Wells Fargo Bank has agreed to pay $575 million – including more than $34 million combined to New Jersey, New York and Connecticut – to settle charges that it engaged in a variety of sales, lending, and other improper business practices for more than a decade.
The bank also has agreed to pay more than $385 million to 850,000 auto finance customers who were wrongly charged premiums, interest, and fees for forced-place collateral protection insurance, even though they already had the coverage.
That includes payments to more than 51,000 customers whose cars were repossessed, according to the multi-state settlement.
It comes on top of more than $1 billion in civil penalties that the bank must pay the federal government to settle charges over mortgage and auto loans, as well as a separate $65 million settlement with the state of New York.
Wells Fargo identified more than 3.5 million accounts that either were opened, had funds transferred or debit or credit card applications filed without the customers’ knowledge or consent, the government said.
The bank has also identified 528,000 online bill pay enrollments nationwide that may have resulted from improper sales practices.
Wells Fargo also improperly submitted more than 6,500 renters insurance and/or simplified-term life insurance policy applications and payments from customer accounts without the customers’ knowledge or consent.
“Wells Fargo’s corporate culture led to repeated breaches of its customers’ trust,” New Jersey Attorney General Gurbir S. Grewal said. “This settlement should send a message to all financial institutions that they need to take steps to avoid similar consumer protection violations.”
The states accused Wells Fargo’s senior management in court papers of exerting “significant pressure” on middle management and line employees to generate sales by setting “unrealistic sales goals and an incentive compensation program.”
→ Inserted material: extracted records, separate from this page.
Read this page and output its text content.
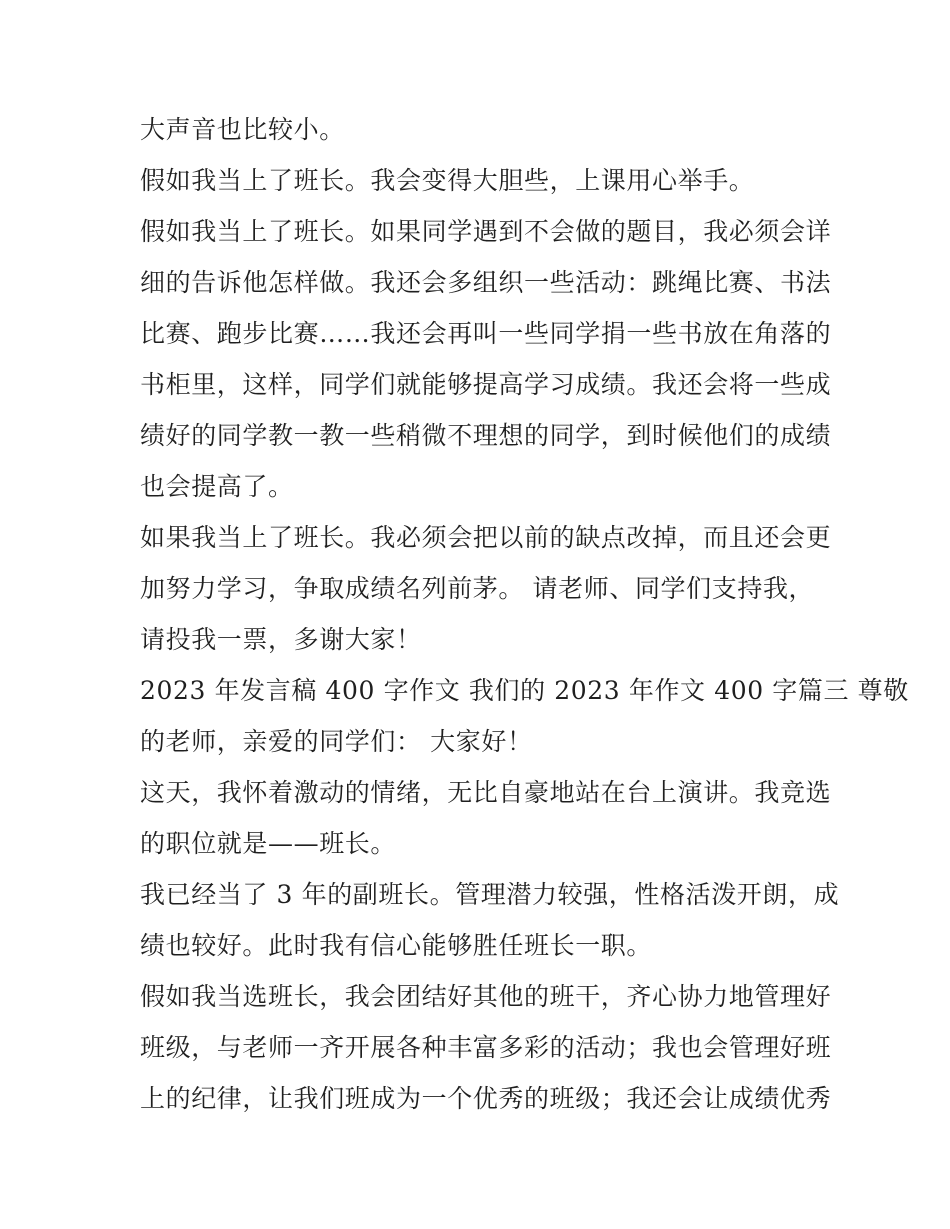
大声音也比较小。
假如我当上了班长。我会变得大胆些，上课用心举手。
假如我当上了班长。如果同学遇到不会做的题目，我必须会详
细的告诉他怎样做。我还会多组织一些活动：跳绳比赛、书法
比赛、跑步比赛……我还会再叫一些同学捐一些书放在角落的
书柜里，这样，同学们就能够提高学习成绩。我还会将一些成
绩好的同学教一教一些稍微不理想的同学，到时候他们的成绩
也会提高了。
如果我当上了班长。我必须会把以前的缺点改掉，而且还会更
加努力学习，争取成绩名列前茅。 请老师、同学们支持我，
请投我一票，多谢大家！
2023 年发言稿 400 字作文 我们的 2023 年作文 400 字篇三 尊敬
的老师，亲爱的同学们： 大家好！
这天，我怀着激动的情绪，无比自豪地站在台上演讲。我竞选
的职位就是——班长。
我已经当了 3 年的副班长。管理潜力较强，性格活泼开朗，成
绩也较好。此时我有信心能够胜任班长一职。
假如我当选班长，我会团结好其他的班干，齐心协力地管理好
班级，与老师一齐开展各种丰富多彩的活动；我也会管理好班
上的纪律，让我们班成为一个优秀的班级；我还会让成绩优秀
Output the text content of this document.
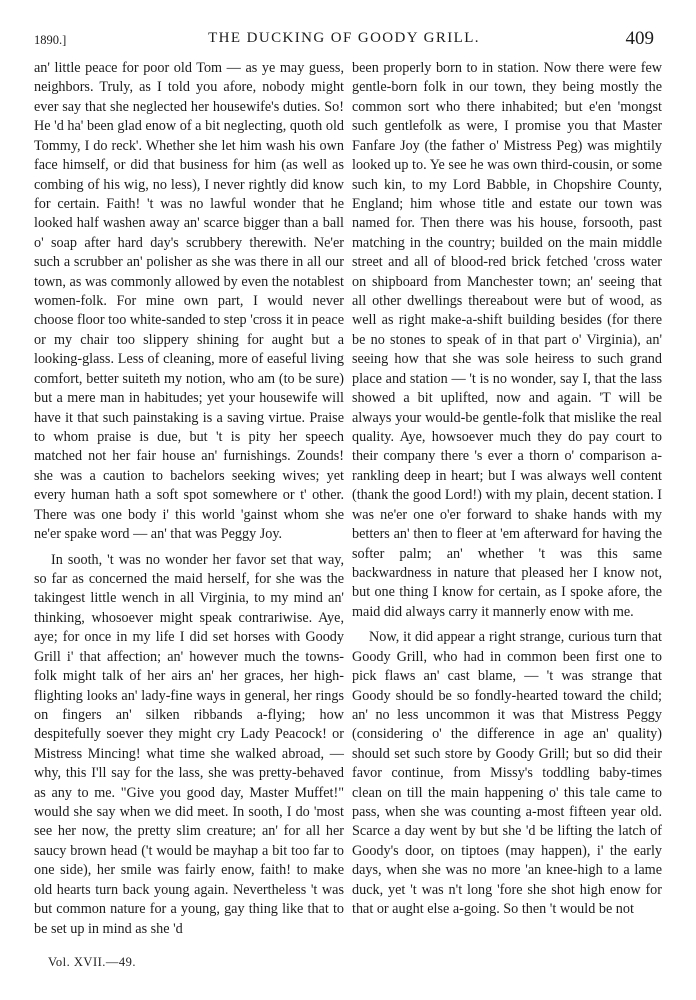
1890.]	THE DUCKING OF GOODY GRILL.	409

an' little peace for poor old Tom — as ye may guess, neighbors. Truly, as I told you afore, nobody might ever say that she neglected her housewife's duties. So! He 'd ha' been glad enow of a bit neglecting, quoth old Tommy, I do reck'. Whether she let him wash his own face himself, or did that business for him (as well as combing of his wig, no less), I never rightly did know for certain. Faith! 't was no lawful wonder that he looked half washen away an' scarce bigger than a ball o' soap after hard day's scrubbery therewith. Ne'er such a scrubber an' polisher as she was there in all our town, as was commonly allowed by even the notablest women-folk. For mine own part, I would never choose floor too white-sanded to step 'cross it in peace or my chair too slippery shining for aught but a looking-glass. Less of cleaning, more of easeful living comfort, better suiteth my notion, who am (to be sure) but a mere man in habitudes; yet your housewife will have it that such painstaking is a saving virtue. Praise to whom praise is due, but 't is pity her speech matched not her fair house an' furnishings. Zounds! she was a caution to bachelors seeking wives; yet every human hath a soft spot somewhere or t' other. There was one body i' this world 'gainst whom she ne'er spake word — an' that was Peggy Joy.

In sooth, 't was no wonder her favor set that way, so far as concerned the maid herself, for she was the takingest little wench in all Virginia, to my mind an' thinking, whosoever might speak contrariwise. Aye, aye; for once in my life I did set horses with Goody Grill i' that affection; an' however much the towns-folk might talk of her airs an' her graces, her high-flighting looks an' lady-fine ways in general, her rings on fingers an' silken ribbands a-flying; how despitefully soever they might cry Lady Peacock! or Mistress Mincing! what time she walked abroad, — why, this I'll say for the lass, she was pretty-behaved as any to me. "Give you good day, Master Muffet!" would she say when we did meet. In sooth, I do 'most see her now, the pretty slim creature; an' for all her saucy brown head ('t would be mayhap a bit too far to one side), her smile was fairly enow, faith! to make old hearts turn back young again. Nevertheless 't was but common nature for a young, gay thing like that to be set up in mind as she 'd

been properly born to in station. Now there were few gentle-born folk in our town, they being mostly the common sort who there inhabited; but e'en 'mongst such gentlefolk as were, I promise you that Master Fanfare Joy (the father o' Mistress Peg) was mightily looked up to. Ye see he was own third-cousin, or some such kin, to my Lord Babble, in Chopshire County, England; him whose title and estate our town was named for. Then there was his house, forsooth, past matching in the country; builded on the main middle street and all of blood-red brick fetched 'cross water on shipboard from Manchester town; an' seeing that all other dwellings thereabout were but of wood, as well as right make-a-shift building besides (for there be no stones to speak of in that part o' Virginia), an' seeing how that she was sole heiress to such grand place and station — 't is no wonder, say I, that the lass showed a bit uplifted, now and again. 'T will be always your would-be gentle-folk that mislike the real quality. Aye, howsoever much they do pay court to their company there 's ever a thorn o' comparison a-rankling deep in heart; but I was always well content (thank the good Lord!) with my plain, decent station. I was ne'er one o'er forward to shake hands with my betters an' then to fleer at 'em afterward for having the softer palm; an' whether 't was this same backwardness in nature that pleased her I know not, but one thing I know for certain, as I spoke afore, the maid did always carry it mannerly enow with me.

Now, it did appear a right strange, curious turn that Goody Grill, who had in common been first one to pick flaws an' cast blame, — 't was strange that Goody should be so fondly-hearted toward the child; an' no less uncommon it was that Mistress Peggy (considering o' the difference in age an' quality) should set such store by Goody Grill; but so did their favor continue, from Missy's toddling baby-times clean on till the main happening o' this tale came to pass, when she was counting a-most fifteen year old. Scarce a day went by but she 'd be lifting the latch of Goody's door, on tiptoes (may happen), i' the early days, when she was no more 'an knee-high to a lame duck, yet 't was n't long 'fore she shot high enow for that or aught else a-going. So then 't would be not

Vol. XVII.—49.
“These sales goals became increasingly hard to achieve over time, the states allege, and employees who failed to meet them faced potential termination and unfavorable reviews,” Grewal said. “As a result, employees routinely enrolled customers in checking and savings accounts, credit cards, debit cards, unsecured lines of credit and online bill pay services without their knowledge or consent.”
It didn’t stop there, the states said.
Wells Fargo also failed to provide proper refunds to auto finance customers who bought Guaranteed Asset Protection insurance policies, designed to address situations in which a car buyer/borrower ends up owing more than a vehicle’s value, they alleged.
As a result, Wells Fargo has agreed to provide refunds totaling more than $37 million to certain auto finance customers.
Wells Fargo also improperly charged residential mortgage consumers for rate lock extension fees, the states charged.
With rate lock extension, borrowers could “lock in” an ostensibly favorable interest rate, for a fee, even if their loans didn’t close within the defined period.
Some branches “were charging rate lock extension fees even when the delay was caused by Wells Fargo,” Grewal said.
The bank has identified and contacted affected consumers and has refunded or agreed to refund more than $100 million of the fees, he said.
Wells Fargo has committed to or already provided restitution to consumers in excess of $600 million through agreements with the government, as well as the settlement of a related consumer class-action lawsuit.
Of the total in the multi-state agreement:
- New Jersey gets $16,989,709.60 – the sixth-highest amount of the 50 states and District of Columbia;
- New York gets $11,854,349.87.
- Connecticut gets $5,242,279.59.
California receives the most: $148,733,525.16.
California’s total was over $100 million more than Texas, which was second with $47,378,217.69, followed by Arizona at $37,136,571.08.
As part of its settlement with the states, Wells Fargo has agreed to implement a program through which consumers who believe they were affected by the bank's conduct but fell outside the prior restitution programs can contact the bank to be reviewed for potential redress.
Wells Fargo will create and maintain a website for consumers to use to access the program and will provide periodic reports to the states about the program’s progress, under the agreement.
Additionally, the bank is required under an order from the Federal Reserve to strengthen its corporate governance and controls, and is currently restricted from exceeding its total asset size.
More information on the redress review program, including Wells Fargo phone numbers and the website address, will be available on or before February 26, 2019, the government said.